Comparison of computational methods for Hi-C data analysis

Abstract

Hi-C is a genome-wide sequencing technique used to investigate 3D chromatin conformation inside the nucleus. Computational methods are required to analyze Hi-C data and identify chromatin interactions and topologically associating domains (TADs) from genome-wide contact probability maps. We quantitatively compared the performance of 13 algorithms in their analyses of Hi-C data from six landmark studies and simulations. This comparison revealed differences in the performance of methods for chromatin interaction identification, but more comparable results for TAD detection between algorithms.

Figure 1. Tools for Hi-C data analysis used in the comparison and performances in data preprocessing.

a) Tools for the identification of chromatin interactions and TADs from Hi-C data and key analysis steps (orange arrows). Blue boxes detail the strategy used in each analysis step by each tool. A grey box is used when an external tool is required for a preprocessing step. Since most tools perform filtering and binning together, a blue or grey box spanning both steps is used in the schematic workflow. For filtering the following abbreviations are used: read level filtering (R); read-pair level filtering (R-pair); fragment level filtering (Fr.). b) Percentage of aligned read pairs (alignment rate) for all datasets ordered by read length (grey arrows at the bottom). Data are shown as mean±standard error of the mean. Samples with different or mixed read length were not used when calculating the alignment rate. c) Percentage of mapped reads retained after filtering (fraction of usable reads) in each dataset, ordered by experimental protocol (grey arrows at the bottom). Data are shown as mean±standard error of the mean. GOTHiC could not be applied to Dixon 2015 since the read-pairing step required an amount of memory larger than 1 TB of RAM.

Figure 2. Comparative results of methods for the identification of chromatin interactions.
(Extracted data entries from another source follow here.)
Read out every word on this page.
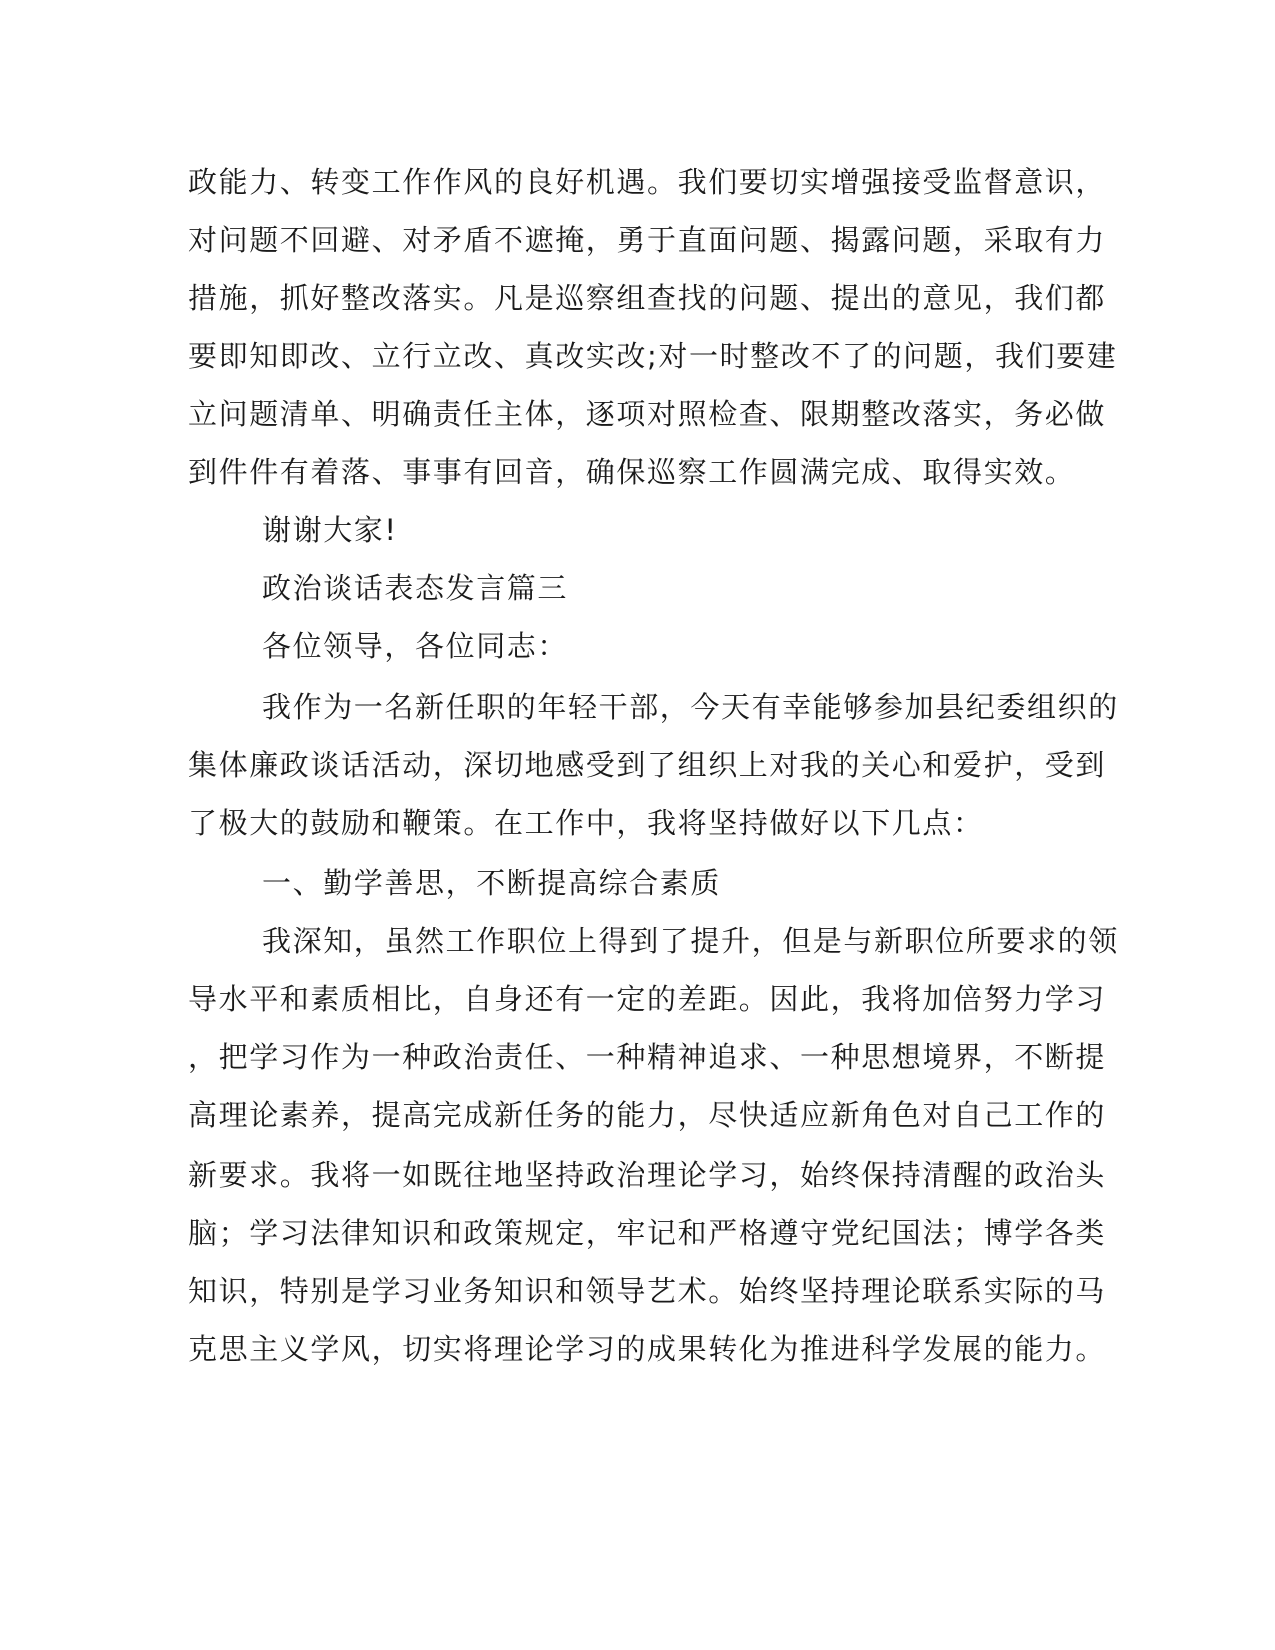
政能力、转变工作作风的良好机遇。我们要切实增强接受监督意识，
对问题不回避、对矛盾不遮掩，勇于直面问题、揭露问题，采取有力
措施，抓好整改落实。凡是巡察组查找的问题、提出的意见，我们都
要即知即改、立行立改、真改实改;对一时整改不了的问题，我们要建
立问题清单、明确责任主体，逐项对照检查、限期整改落实，务必做
到件件有着落、事事有回音，确保巡察工作圆满完成、取得实效。
谢谢大家!
政治谈话表态发言篇三
各位领导，各位同志：
我作为一名新任职的年轻干部，今天有幸能够参加县纪委组织的
集体廉政谈话活动，深切地感受到了组织上对我的关心和爱护，受到
了极大的鼓励和鞭策。在工作中，我将坚持做好以下几点：
一、勤学善思，不断提高综合素质
我深知，虽然工作职位上得到了提升，但是与新职位所要求的领
导水平和素质相比，自身还有一定的差距。因此，我将加倍努力学习
，把学习作为一种政治责任、一种精神追求、一种思想境界，不断提
高理论素养，提高完成新任务的能力，尽快适应新角色对自己工作的
新要求。我将一如既往地坚持政治理论学习，始终保持清醒的政治头
脑；学习法律知识和政策规定，牢记和严格遵守党纪国法；博学各类
知识，特别是学习业务知识和领导艺术。始终坚持理论联系实际的马
克思主义学风，切实将理论学习的成果转化为推进科学发展的能力。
a) Scatter plot of total number of cis interactions called by each method as a function of the number of reads retained by the filtering step in all datasets at 5kb resolution (i.e., Jin H1-hESC, Jin IMR90, Rao GM12878, Rao IMR90, and Dixon 2015 H1-hESC; n= 32). Different points represent sample replicates. Linear interpolation for each method is shown as a solid line. b) Boxplot of average distances between anchoring points in cis interactions (log scale) in sample replicates considering all datasets analyzed at 5kb resolution (n= 32). c) Heatmap of the contact matrix of Rao GM12878 replicate H (chr21:35,000,000-36,000,000) at 5kb resolution. Identified peaks are marked in different colors for the various methods. d) Box plots of the Jaccard Index for concordance of cis (upper) and trans (lower) interaction calls between sample replicates (intra-dataset concordance) for all datasets with at least 2 replicates (n=39; Supplementary Table 1). For Fit-Hi-C and HiCCUPS, the Jaccard Index was calculated only for cis interactions since these tools do not return trans interactions. e) Proportion of cis interactions classified on the base of the chromatin states at their anchoring points (promoter-enhancer, upper; heterochromatin/quiescent to heterochromatin/quiescent, middle; less expected, lower) in all datasets at 5kb. With the exception of Jin H1-hESC (that contains a single replicate), only cis interactions conserved in at least 2 replicates within each dataset were classified using the chromatin states (Supplementary Table 4). f) Performances in the identification of true positive validated evidences of cis interactions. Each row represents the comparison between a list of true positives and the interactions called by each method in each dataset. The dot size is proportional to the percentage of recalled true positives and the dot color accounts for the number of total called interactions. The validation technique and the name of true positive lists are displayed on the left side. The dataset used to call interactions are on the right and shaded in grey if at 40 kb resolution. True-positive interactions were searched among cis interactions conserved in at least 2 replicates within each dataset, with the exception of Jin H1-hESC and Sexton (both containing a single replicate). GOTHiC was not applied to Dixon 2015 (see legend of Fig. 1c).

Figure 3. Comparative results of methods for the identification of TADs.

a) Scatter plot of total number of TADs called by each method as a function of the number of reads retained by the filtering step in all datasets except Lieberman-Aiden and Jin H1-hESC (n=36; Supplementary Table 1). Different points represent sample replicates. Loess interpolation for each method is shown as solid line. b) Boxplot of median TAD size in all replicates of all datasets (analyzed at 40kb) except Lieberman-Aiden and Jin H1-hESC (n=36). c) Heatmap of the contact matrix of Rao GM12878 replicate H (chr1:153,000,000-155,500,000) at 40kb resolution. Identified TADs are framed in different colors for the various methods. d) Box plots of the Jaccard Index for concordance of TAD boundaries between sample replicates of all datasets with at least 2 replicates (n=39).